L’épopée espagnole c’est la Reconquista (sur les Musulmans), l’expansion de l’Empire espagnol en Europe (du VIIIème siècle au XVIIème siècle), la découverte et la conquête du Nouveau Monde, une conquête plus dictée par le tempérament que par la raison. La société espagnole des XVIème et XVIIème siècles se reconnaît dans El Quijote. Avec ses immenses conquêtes outre-Atlantique, l’Espagne va durablement vivre dans un monde qu’elle semble rêver avant qu’il ne lui apparaisse bien réel. Comment se représentait-on en Espagne ces immenses espaces entre océan Atlantique et océan Pacifique, entre ce qui allait devenir des États des États-Unis et la Terre de Feu ? La raison collective s’interrogeait et tendait vers la déraison. Cette confusion et cette tension vont s’exprimer de manière singulière et, disons-le, géniale avec Miguel de Cervantes, et son héro El Quijote, avec El Greco, et son tableau « El entierro del Conde de Orgaz », où le Ciel et la Terre s’interpénètrent d’une manière à la fois naturelle et absurde, avec une « absurda realidad » pour reprendre l’expression de l’Argentin Ricardo Levene.

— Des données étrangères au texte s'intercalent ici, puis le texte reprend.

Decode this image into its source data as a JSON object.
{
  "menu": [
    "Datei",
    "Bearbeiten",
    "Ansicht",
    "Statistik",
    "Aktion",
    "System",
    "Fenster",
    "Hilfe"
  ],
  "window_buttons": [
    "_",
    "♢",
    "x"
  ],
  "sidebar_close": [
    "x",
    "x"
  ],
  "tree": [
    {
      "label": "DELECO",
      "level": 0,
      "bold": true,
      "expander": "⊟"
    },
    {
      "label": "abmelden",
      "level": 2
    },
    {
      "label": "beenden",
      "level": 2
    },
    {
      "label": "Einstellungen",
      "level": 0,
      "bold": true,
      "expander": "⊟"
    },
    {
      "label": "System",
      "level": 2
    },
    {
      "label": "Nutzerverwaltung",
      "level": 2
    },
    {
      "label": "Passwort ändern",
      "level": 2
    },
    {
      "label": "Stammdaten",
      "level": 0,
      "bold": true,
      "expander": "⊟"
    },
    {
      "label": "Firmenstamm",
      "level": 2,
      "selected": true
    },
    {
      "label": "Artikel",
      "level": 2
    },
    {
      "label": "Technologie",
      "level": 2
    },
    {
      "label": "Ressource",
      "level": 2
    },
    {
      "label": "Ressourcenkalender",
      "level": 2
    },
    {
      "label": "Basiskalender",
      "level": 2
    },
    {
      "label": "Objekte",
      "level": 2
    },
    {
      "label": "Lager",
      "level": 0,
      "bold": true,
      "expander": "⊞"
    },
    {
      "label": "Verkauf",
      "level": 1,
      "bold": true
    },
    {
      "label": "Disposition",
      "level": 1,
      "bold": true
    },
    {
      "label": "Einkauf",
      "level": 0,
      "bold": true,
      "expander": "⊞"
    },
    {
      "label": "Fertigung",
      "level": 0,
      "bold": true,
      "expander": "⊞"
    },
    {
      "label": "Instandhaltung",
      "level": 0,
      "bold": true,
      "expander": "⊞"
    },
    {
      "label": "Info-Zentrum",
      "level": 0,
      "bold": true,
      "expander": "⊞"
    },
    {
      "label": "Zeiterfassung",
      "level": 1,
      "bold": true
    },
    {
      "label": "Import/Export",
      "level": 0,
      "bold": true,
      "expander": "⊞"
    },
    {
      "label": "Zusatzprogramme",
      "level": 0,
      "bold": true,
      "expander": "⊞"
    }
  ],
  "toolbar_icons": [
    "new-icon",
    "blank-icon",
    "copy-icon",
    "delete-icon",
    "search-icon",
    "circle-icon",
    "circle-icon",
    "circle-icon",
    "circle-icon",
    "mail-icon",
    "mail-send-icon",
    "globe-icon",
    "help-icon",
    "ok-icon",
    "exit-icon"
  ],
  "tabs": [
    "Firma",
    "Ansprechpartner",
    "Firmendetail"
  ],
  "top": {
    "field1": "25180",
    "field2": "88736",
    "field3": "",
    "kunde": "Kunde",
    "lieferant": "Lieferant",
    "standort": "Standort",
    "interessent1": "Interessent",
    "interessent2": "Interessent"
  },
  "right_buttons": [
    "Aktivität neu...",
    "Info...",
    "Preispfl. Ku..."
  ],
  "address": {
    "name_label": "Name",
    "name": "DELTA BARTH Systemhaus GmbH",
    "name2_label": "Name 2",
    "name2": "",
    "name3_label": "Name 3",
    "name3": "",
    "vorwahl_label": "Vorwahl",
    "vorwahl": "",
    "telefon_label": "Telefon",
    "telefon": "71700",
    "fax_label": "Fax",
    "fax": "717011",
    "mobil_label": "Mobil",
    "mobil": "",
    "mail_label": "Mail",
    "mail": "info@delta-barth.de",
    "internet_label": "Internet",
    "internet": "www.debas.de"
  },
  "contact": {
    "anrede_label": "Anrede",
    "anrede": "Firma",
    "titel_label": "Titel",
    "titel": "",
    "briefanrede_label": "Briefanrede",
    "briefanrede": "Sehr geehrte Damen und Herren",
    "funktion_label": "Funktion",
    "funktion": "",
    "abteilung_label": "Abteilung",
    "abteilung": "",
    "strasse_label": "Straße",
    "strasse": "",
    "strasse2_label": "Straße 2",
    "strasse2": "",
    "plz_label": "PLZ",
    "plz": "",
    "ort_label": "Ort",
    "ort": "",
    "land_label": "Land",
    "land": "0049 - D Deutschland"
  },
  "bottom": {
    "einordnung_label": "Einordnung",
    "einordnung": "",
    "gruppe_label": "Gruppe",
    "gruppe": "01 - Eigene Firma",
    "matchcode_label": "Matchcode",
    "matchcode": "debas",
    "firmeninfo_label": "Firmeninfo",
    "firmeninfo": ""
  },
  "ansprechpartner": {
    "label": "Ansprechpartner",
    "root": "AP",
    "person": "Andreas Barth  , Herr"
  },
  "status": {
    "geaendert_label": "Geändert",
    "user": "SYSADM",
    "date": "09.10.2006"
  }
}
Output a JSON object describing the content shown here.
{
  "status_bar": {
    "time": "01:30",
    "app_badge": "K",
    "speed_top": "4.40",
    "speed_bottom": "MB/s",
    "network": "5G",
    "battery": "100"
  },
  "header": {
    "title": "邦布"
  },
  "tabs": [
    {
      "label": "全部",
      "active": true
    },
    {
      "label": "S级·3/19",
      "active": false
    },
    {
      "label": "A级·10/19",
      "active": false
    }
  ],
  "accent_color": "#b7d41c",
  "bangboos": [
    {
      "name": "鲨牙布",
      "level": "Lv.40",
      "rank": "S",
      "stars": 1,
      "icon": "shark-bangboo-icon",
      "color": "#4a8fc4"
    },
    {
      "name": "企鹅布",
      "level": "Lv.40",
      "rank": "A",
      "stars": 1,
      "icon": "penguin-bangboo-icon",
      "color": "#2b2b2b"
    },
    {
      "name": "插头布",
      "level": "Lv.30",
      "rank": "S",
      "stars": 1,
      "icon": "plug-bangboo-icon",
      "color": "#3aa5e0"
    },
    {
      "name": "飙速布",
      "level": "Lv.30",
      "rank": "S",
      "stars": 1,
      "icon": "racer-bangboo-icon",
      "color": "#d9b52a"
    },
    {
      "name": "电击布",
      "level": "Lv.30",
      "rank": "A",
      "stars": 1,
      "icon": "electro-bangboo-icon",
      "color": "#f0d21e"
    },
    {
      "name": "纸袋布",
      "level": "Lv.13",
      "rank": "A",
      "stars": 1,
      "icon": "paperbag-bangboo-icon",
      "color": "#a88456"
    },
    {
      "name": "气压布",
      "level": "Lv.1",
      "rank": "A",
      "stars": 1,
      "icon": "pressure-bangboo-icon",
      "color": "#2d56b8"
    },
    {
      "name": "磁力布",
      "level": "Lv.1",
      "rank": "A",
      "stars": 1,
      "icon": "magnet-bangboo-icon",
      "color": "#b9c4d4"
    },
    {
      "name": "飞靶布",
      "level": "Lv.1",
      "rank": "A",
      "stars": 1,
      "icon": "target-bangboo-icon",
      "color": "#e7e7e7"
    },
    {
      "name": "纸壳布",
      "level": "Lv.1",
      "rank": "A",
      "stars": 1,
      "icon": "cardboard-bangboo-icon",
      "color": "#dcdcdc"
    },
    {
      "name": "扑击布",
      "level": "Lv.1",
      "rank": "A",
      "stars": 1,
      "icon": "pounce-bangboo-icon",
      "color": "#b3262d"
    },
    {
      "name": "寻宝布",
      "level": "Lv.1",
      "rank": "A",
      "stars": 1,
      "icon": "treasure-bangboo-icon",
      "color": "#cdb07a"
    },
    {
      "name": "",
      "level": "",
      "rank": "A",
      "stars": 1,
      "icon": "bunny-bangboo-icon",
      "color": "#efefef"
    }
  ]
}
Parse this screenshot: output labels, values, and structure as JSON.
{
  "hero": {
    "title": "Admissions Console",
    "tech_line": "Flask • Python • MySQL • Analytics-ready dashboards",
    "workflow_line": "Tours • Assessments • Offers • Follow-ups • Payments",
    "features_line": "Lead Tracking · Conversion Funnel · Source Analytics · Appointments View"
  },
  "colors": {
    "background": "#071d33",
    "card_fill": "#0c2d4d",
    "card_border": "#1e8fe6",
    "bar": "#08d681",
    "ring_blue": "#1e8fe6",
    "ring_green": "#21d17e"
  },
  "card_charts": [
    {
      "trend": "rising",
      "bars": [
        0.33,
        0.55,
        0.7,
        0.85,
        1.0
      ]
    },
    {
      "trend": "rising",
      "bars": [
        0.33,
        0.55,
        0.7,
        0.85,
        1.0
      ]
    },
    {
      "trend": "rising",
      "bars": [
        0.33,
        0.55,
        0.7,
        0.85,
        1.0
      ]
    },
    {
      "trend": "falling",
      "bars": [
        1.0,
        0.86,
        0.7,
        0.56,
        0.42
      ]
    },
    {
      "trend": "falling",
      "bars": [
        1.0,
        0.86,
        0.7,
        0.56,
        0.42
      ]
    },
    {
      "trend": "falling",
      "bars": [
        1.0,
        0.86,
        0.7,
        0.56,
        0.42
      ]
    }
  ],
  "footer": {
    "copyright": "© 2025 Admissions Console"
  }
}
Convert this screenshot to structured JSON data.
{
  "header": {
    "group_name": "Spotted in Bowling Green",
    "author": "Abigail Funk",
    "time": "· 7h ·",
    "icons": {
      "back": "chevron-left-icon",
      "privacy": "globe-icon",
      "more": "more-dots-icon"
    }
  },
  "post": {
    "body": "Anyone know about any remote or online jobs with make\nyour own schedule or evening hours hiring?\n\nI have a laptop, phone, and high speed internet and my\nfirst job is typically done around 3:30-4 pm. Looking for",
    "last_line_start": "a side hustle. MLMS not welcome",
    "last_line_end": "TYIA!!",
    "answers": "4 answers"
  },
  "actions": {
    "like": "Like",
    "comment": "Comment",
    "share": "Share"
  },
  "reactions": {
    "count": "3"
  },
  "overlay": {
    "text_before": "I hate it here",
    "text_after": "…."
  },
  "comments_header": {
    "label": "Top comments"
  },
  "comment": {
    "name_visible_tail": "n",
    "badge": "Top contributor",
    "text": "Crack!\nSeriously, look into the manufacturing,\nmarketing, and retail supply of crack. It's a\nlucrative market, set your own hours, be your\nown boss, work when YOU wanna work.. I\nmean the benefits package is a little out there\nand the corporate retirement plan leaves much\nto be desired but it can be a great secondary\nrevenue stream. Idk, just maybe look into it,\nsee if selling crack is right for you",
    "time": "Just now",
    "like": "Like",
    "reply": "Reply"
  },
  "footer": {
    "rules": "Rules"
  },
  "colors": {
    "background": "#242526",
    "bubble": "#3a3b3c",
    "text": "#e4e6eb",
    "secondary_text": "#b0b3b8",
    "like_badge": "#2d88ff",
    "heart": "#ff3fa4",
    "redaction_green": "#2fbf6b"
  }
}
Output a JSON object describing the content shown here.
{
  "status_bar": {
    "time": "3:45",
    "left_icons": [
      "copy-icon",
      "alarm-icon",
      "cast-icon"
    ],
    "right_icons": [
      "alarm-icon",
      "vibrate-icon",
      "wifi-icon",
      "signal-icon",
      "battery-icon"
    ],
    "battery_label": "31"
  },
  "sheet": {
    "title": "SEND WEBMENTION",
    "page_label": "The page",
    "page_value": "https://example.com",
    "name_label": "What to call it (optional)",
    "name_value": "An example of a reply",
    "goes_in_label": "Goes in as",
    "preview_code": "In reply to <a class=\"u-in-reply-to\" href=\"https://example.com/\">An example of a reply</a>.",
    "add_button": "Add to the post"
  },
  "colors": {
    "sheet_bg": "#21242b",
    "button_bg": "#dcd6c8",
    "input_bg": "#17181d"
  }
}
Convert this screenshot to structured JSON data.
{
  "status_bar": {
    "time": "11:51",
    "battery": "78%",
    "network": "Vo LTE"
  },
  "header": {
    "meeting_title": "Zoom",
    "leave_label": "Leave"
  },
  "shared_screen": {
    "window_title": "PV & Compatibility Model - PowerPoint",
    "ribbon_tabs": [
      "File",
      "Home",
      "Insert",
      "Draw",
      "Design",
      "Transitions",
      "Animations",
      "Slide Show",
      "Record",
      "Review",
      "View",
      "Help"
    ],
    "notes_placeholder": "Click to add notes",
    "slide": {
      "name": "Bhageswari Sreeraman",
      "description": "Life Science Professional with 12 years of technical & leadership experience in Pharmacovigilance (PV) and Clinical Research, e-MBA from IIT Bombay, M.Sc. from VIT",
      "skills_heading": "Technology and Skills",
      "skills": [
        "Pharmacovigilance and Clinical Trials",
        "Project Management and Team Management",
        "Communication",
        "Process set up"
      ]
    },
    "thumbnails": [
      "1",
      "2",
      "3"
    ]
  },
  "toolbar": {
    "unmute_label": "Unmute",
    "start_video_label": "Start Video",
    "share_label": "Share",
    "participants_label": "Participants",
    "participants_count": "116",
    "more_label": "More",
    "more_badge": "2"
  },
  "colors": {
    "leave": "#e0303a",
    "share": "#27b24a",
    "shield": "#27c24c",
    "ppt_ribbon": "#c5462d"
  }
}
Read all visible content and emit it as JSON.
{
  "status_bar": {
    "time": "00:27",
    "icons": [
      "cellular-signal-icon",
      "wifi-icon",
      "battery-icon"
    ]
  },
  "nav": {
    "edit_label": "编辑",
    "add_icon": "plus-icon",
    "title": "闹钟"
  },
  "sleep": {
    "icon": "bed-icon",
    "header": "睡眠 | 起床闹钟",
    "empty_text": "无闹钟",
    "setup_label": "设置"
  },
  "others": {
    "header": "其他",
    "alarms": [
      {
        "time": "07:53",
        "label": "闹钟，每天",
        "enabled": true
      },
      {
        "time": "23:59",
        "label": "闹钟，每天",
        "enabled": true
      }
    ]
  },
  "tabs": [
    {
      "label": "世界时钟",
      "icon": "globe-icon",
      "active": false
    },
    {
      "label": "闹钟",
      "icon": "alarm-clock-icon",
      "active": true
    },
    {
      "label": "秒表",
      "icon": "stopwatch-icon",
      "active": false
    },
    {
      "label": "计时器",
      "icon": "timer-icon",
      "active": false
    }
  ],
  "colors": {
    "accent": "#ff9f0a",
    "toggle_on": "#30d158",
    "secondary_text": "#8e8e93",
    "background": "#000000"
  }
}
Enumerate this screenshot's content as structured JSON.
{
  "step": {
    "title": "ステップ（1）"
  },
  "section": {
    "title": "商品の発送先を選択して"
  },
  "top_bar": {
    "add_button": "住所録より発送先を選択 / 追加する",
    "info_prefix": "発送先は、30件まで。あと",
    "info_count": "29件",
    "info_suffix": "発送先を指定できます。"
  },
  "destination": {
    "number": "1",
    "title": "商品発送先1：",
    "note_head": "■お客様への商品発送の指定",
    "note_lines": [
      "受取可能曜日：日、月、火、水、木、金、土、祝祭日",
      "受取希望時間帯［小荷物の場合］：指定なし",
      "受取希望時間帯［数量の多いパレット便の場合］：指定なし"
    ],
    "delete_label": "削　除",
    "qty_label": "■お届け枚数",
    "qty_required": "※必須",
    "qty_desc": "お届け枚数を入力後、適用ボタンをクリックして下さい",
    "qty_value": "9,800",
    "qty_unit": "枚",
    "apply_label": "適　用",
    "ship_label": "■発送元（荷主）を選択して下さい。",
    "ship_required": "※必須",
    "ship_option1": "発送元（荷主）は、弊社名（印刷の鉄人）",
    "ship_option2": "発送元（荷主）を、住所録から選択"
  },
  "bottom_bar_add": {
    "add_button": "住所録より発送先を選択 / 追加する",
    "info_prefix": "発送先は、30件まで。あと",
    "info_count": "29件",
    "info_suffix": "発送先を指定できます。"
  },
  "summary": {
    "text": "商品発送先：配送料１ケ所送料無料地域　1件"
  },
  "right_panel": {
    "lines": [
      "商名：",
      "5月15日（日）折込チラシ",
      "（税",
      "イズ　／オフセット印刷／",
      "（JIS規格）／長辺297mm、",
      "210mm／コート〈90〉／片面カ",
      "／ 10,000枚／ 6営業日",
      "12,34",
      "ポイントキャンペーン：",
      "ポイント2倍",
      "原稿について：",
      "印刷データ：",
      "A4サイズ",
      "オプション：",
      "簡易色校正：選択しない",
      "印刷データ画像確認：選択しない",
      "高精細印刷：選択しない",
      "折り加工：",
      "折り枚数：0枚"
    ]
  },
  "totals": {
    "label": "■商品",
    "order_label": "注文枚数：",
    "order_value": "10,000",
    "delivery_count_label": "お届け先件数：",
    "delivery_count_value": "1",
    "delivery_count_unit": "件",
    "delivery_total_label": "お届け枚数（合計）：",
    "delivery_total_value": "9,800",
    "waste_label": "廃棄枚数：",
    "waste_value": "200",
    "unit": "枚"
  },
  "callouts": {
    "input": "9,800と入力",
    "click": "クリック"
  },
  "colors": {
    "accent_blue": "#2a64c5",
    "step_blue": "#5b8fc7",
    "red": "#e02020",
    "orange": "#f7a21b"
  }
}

Les conquêtes espagnoles dans le Nouveau Monde ne s’expliquent pas par des raisons économiques, tout au moins ces raisons n’ont pas primé comme pour les conquêtes britanniques. L’un des premiers historiens du Nouveau Monde, Gonzalo Fernández de Oviedo y Valdés (1478-1557), commente l’expédition de Pánfilo de Narváez qui sera nommé gouverneur de Floride. Il explique les mobiles de ceux qui partent vers ce Nouveau Monde par « la pobreza de los unos, e la codicia de los otros e la locura de los más », dans « Historia general y natural de las Indias ». En arrivant dans ces immensités, les Espagnols deviennent propriétaires de terres et d’Indiens sans autre loi que leur propre volonté, sans autre autorité que la leur ; et ainsi chacun explore pour son compte tout en œuvrant à une même entreprise mais sans en avoir conscience. Cette population exploratrice et conquérante est le reflet de la population espagnole d’alors, avec ses diverses classes sociales mais avec prédominance d’ouvriers, de paysans, de soldats, de prêtres, de notables et d’érudits, bref, un mélange de misérables et de héros, de gredins et de mystiques, tous unis par une soif de foi, de hauts faits et de bien-être. Miguel de Cervantes évoque un « engaño común de muchos y remedio particular de pocos », un « refugio y amparo de los desesperados de España » dans « El celoso extremeño », un engaño de muchos y remedio de pocos…
Ce qui vient d’être brièvement exposé permettra de mieux comprendre l’inspiration sociale des auteurs espagnols, tant en politique qu’en droit, littérature, théâtre et art. L’œuvre maîtresse de Miguel de Cervantes est une épopée accessible à tous, une épopée où la sagesse populaire s’exprime en sentences, contes et dictions, ce qui contribue à faire de ce livre un monument majeur du folklore, un monument humaniste pénétré par l’Antiquité gréco-romaine, spontanément, sans support académique. Miguel de Cervantes n’est pas passé par l’université. Sa vie n’a pas été des plus tranquilles. Et ses tribulations lui ont permis de multiplier les notations à caractère social, des notations sans fioritures ou recherche d’effets de style.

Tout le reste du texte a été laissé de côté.